Now, typically the card wrapper isn’t a part of card reviews, but the Donruss cards caught my eye right away – they’re shiny but have a really nice matte finish. Plus Big Papi is featured prominently on the front and I love the Donruss “d” logo.

I swear I only bought one pack, and this was waiting for me inside:

These redemptions have been selling for as high as $50 on eBay, but since it’s a Red Sox guy (a secondary PC of mine) I’ve redeemed it and will be holding onto it. I consider myself especially lucky since usually by the time I get to Target some jerks have usually thoroughly pack-searched everything. Anyways, a great hit and I’ll try not to let it bias my review of the rest of the cards.

Here’s the rest of what I got:

It should be noted that I usually stay FAR away from Panini baseball products because it’s hard for me to see past the lack of an MLB license. (What can I say? I like a good logo.) However, along with Select (and some Prizm), I’d say these are the exception to the rule – really sharp cards that, from a design standpoint, look nothing like anything that Topps pumps out. I’m actually a big fan of having the city name in the bottom left corner – it’s different and I think sometimes Topps falls in love with putting the logo on the front of every product because it can. The script is nice too, and as I said earlier I love the Donruss logo.
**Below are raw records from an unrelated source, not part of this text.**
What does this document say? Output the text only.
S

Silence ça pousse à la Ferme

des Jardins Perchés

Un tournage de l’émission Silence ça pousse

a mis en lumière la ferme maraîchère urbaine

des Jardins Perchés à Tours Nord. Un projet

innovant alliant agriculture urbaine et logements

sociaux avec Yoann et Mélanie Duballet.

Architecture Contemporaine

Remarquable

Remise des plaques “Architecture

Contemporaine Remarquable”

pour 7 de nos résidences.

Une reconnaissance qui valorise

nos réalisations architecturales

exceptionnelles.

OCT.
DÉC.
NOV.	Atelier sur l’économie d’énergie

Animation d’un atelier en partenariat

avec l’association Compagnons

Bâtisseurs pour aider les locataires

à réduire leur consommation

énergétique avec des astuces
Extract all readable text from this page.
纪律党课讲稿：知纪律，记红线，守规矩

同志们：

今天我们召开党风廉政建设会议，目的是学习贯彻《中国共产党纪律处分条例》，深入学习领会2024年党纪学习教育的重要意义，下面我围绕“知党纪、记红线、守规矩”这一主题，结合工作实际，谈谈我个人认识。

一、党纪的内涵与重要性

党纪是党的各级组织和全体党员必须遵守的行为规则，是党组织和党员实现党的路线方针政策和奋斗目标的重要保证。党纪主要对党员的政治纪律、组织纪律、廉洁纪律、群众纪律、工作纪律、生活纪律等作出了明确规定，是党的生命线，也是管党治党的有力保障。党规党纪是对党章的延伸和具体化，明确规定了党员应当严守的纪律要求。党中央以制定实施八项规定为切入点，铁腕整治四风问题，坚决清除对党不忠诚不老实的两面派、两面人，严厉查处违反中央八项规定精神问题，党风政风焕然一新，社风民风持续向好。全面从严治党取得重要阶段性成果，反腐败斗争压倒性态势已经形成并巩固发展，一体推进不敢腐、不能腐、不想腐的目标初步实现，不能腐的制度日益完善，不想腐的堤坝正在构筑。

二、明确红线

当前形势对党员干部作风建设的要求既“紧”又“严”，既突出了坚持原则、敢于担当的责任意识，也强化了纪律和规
In terms of the photos themselves, I know because they don’t have a license that they try to select poses and positions where a logo wouldn’t normally even be visible. In some cases this works – I think the Pedro Alvarez card probably succeeds more than the others at this. However, other times this results in some awkward photos. Like this one for example – could be any white pitcher, good thing the bottom says Jordan Lyles or I wouldn’t know:

Lyles

I don’t like the Diamond Kings inserts, for example, because they chop off the tops of players heads so that you can’t see that they lack a logo. But I mean, come on Panini, we knowCollectors who are buying your baseball products have already decided that they will buy despite the licensing issue. And with the tiny part of the caps that are showing on the Diamond Kings inserts you can already see there is no logo on the hat. Just show the whole cap or find a picture where the hat is off – this weird in-between isn’t fooling anyone and leaves everyone with an awkward final product.

I’ll end on a positive note, though. The backs of the cards are really unique: they’ve got players’ whole names spelled out. Do I need to know that Aroldis Chapman is actually Albertin Aroldis De La Cruz Chapman? Probably not, but it’s a fun twist. I like the blue color, too.

In conclusion, the good out-weighs the bad in 2014 Donruss. I don’t have any kind of grading scale, but I’ll go ahead and give Donruss a 7/10 if you’re mostly interested in base cards and inserts. It’s closer to a 5/10 if you’re hoping for sweet patches and autos, too. Not too many big names to hit from what I’ve seen and most of the game-used is small, plain white jersey squares (I’d rather have a base card than a white patch honestly). If they had the MLB license I would be inclined to give this product an 8/10. The design itself is sharp and different from everything else out there right now – there are some fun twists with some of the inserts and the names on the back of cards, too. However, some of the awkward poses and cropping that results from the you-know-we-don’t-have-a-license-but-we’ll-try-and-fool-you-anyway dance that Panini does with its buyers steals away from some of the design goodness.